This last year and a half has been filled with so much. There’s been the grief and mourning of our son. The closing of our home and the opening of a new one. There’s been a year full of firsts without George Mason and year full of growth for Audrey Nole.
I sort of assumed that while the absence of George Mason would not really ever be pain free, doing life as the McGough family would start become more normal feeling. I suppose to some extent that’s true. We miss our son, we feel his absence and long for his presence, but we are making memories as our family of 3; or is it 4? We are moving forward in this life while we hold on to the memories, though brief, of the 9 months and 1 day that we got to spend with George Mason.
As we went around our neighborhood last night, I really, really felt the hole in our family. Sweet Audrey was just absolutely loving the door-to-door knocking and the candy was an easy motivator to face her timidity and approach each door with confidence and glee. She was running the sidewalks with a few of the neighborhood kids, all boys actually, and was having the time of her life. And in that moment, watching her have a blast, my parent’s heart was simultaneously filled with joy that matched hers and sorrow over missing her sidekick. She was dressed as Queen Elsa and it felt like her little brother would have made the perfect, toddling, Olaf. Can’t you just imagine those sweet toddler cheeks painted red with a bright orange carrot nose?
I have a feeling that this next couple months, filled will holidays, traditions, and gatherings of friends and family, will be hard; almost harder than they were last year.
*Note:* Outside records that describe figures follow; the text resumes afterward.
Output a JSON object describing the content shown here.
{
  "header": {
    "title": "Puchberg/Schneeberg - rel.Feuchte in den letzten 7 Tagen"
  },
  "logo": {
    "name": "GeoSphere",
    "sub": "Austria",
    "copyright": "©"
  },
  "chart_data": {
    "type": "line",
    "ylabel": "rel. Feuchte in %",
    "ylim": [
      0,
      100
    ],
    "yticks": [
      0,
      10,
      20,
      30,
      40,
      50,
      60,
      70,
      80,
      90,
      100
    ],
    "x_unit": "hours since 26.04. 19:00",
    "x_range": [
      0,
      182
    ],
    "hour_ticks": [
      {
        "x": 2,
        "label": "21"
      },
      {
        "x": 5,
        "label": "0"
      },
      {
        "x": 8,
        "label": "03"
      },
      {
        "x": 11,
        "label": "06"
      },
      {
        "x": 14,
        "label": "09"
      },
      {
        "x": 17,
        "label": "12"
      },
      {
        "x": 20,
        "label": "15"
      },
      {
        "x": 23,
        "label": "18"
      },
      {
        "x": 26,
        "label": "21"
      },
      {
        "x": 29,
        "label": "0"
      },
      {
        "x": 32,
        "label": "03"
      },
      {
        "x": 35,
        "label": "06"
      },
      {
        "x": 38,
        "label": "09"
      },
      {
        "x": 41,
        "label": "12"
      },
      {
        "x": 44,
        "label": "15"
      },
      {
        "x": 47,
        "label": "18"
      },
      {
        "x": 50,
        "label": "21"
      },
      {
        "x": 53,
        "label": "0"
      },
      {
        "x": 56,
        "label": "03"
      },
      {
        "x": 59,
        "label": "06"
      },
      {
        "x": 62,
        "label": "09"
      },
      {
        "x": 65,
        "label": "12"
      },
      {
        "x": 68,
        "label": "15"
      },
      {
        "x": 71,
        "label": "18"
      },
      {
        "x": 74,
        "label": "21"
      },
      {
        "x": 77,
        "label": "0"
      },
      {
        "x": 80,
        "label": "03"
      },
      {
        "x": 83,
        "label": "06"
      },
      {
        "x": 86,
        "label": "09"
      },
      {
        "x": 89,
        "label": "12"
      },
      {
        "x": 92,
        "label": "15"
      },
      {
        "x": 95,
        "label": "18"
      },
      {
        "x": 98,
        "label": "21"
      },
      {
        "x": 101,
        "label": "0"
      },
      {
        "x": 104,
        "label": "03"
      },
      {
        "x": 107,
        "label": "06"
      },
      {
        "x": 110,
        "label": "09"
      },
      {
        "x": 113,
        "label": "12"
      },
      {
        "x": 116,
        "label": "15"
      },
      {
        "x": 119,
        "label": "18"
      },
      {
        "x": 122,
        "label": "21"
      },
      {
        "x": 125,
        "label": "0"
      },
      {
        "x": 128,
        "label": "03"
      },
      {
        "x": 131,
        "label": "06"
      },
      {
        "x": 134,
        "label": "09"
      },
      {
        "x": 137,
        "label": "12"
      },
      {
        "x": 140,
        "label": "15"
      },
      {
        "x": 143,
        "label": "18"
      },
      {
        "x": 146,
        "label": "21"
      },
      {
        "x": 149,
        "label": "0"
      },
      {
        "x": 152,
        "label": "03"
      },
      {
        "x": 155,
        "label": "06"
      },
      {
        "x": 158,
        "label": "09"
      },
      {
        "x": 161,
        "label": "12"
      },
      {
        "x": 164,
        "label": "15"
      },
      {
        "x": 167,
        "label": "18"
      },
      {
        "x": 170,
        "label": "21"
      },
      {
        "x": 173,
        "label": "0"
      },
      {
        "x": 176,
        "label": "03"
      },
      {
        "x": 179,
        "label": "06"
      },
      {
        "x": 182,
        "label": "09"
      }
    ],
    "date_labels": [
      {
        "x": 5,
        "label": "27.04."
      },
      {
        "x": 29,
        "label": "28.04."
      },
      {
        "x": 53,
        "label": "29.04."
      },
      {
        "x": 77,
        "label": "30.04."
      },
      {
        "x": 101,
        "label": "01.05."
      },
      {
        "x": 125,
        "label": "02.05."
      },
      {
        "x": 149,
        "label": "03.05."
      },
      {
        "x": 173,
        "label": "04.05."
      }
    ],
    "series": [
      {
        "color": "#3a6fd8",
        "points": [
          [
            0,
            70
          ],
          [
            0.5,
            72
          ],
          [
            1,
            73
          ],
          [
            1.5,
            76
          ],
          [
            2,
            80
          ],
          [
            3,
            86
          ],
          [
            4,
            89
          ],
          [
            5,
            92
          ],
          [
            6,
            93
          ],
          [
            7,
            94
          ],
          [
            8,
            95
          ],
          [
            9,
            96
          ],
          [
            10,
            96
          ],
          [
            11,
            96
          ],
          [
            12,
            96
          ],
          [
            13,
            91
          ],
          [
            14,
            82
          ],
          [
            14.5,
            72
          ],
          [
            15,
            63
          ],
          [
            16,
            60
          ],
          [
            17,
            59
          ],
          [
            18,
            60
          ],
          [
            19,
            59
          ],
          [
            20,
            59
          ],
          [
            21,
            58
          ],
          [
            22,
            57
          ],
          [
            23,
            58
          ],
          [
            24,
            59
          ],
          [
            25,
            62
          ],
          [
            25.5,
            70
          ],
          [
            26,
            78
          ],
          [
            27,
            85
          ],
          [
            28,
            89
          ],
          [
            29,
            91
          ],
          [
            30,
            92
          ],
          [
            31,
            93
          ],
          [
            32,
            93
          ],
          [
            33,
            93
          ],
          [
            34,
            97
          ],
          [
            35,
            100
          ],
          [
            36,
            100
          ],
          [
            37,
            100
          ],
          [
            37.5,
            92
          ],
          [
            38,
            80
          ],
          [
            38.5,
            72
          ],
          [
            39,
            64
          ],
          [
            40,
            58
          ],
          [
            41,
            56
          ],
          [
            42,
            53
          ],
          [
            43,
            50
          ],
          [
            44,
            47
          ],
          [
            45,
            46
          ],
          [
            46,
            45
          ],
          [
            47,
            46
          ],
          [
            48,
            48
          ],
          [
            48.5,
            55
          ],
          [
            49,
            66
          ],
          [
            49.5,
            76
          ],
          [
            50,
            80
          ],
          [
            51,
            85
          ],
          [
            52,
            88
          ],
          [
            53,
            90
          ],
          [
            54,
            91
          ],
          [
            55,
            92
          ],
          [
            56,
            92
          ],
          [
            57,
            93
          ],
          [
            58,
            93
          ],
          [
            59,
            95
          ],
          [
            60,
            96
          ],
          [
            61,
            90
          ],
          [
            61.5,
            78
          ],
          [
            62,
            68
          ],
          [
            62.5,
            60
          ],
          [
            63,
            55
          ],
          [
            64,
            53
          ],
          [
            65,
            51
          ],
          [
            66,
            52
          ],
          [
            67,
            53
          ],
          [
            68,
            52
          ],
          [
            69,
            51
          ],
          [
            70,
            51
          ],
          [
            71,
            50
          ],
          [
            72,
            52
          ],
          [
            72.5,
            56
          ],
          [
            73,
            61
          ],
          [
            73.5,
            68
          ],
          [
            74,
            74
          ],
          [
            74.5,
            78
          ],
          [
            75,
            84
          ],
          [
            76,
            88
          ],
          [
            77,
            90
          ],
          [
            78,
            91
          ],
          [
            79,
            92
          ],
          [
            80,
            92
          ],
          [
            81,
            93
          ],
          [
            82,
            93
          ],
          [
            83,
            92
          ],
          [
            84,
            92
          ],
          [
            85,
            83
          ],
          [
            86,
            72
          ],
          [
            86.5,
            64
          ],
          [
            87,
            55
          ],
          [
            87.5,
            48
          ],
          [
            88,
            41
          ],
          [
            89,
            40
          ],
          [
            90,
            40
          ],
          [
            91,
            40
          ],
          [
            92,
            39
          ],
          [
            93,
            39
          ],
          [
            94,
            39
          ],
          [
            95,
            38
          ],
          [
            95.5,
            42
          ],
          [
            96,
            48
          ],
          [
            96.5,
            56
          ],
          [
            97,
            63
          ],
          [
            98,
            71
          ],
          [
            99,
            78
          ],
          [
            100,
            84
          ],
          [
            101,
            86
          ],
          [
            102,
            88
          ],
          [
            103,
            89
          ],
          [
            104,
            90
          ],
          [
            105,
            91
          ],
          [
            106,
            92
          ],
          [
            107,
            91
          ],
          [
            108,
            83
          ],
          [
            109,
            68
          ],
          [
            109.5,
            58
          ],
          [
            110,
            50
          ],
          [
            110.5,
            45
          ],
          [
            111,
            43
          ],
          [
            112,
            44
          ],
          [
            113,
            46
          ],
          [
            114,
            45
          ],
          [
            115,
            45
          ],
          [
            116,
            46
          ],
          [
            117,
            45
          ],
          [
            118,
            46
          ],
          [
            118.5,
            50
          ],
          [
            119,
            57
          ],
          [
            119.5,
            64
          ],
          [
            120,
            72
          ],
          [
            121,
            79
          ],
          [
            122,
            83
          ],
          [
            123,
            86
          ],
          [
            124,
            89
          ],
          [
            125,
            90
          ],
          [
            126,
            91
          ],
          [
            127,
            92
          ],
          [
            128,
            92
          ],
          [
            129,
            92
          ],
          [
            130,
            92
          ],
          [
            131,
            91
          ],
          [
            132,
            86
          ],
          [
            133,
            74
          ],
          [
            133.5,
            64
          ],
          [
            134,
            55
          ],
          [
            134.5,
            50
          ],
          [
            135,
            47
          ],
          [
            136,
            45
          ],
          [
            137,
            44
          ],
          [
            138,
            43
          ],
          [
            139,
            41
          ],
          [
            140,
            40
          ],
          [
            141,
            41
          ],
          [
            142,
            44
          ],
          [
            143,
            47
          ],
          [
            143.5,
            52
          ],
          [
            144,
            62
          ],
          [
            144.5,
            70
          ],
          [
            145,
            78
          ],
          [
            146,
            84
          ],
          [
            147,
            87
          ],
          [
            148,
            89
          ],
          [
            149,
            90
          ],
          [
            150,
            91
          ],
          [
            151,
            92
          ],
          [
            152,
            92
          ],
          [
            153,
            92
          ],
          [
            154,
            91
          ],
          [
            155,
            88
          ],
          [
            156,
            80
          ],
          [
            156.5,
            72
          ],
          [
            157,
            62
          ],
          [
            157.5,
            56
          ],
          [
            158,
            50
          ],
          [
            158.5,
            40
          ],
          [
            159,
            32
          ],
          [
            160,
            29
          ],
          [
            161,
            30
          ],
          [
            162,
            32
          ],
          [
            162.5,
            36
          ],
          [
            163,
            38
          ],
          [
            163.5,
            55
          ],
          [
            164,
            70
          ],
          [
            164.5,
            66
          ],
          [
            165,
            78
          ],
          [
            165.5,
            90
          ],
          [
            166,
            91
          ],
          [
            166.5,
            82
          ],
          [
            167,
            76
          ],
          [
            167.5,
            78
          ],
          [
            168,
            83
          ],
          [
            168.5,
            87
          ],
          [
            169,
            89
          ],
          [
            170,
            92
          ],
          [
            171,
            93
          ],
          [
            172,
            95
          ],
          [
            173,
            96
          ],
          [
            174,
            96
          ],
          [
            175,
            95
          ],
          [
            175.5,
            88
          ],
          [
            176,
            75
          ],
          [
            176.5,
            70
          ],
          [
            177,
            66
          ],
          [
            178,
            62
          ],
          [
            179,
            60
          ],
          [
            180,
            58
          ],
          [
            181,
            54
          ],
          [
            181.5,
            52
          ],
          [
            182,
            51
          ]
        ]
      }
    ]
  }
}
We were so stuck in the depths of our grief last year, that it was hard to really pay much attention to the dates on the calendar and the many ways it would be possible to miss our son. But this year will be different. We’ve been through all of the normal “firsts” without him. We survived all the holidays, all the should-have-been baby milestones. But this year, since we won’t be focused on surviving the first time, we will be more aware of the things we’re missing by not having our boy here with us.
I’m going to allow myself to lean into those feelings of missing him. To cry when necessary and weep when I just can’t control myself. I’m going to pray that I would run deeper into the arms of my Father as we approach this holiday season and then close out year two without George Mason. I know that I will be comforted in the emotions that come from being a loss mama. I know that my God will give me new mercies, every single day, for whatever feelings will sneak up on me. Yet often in those moments, when the missing turns back to mourning, I forget. I forget His goodness. I forget His steadfast character. And thankfully, He won’t let me.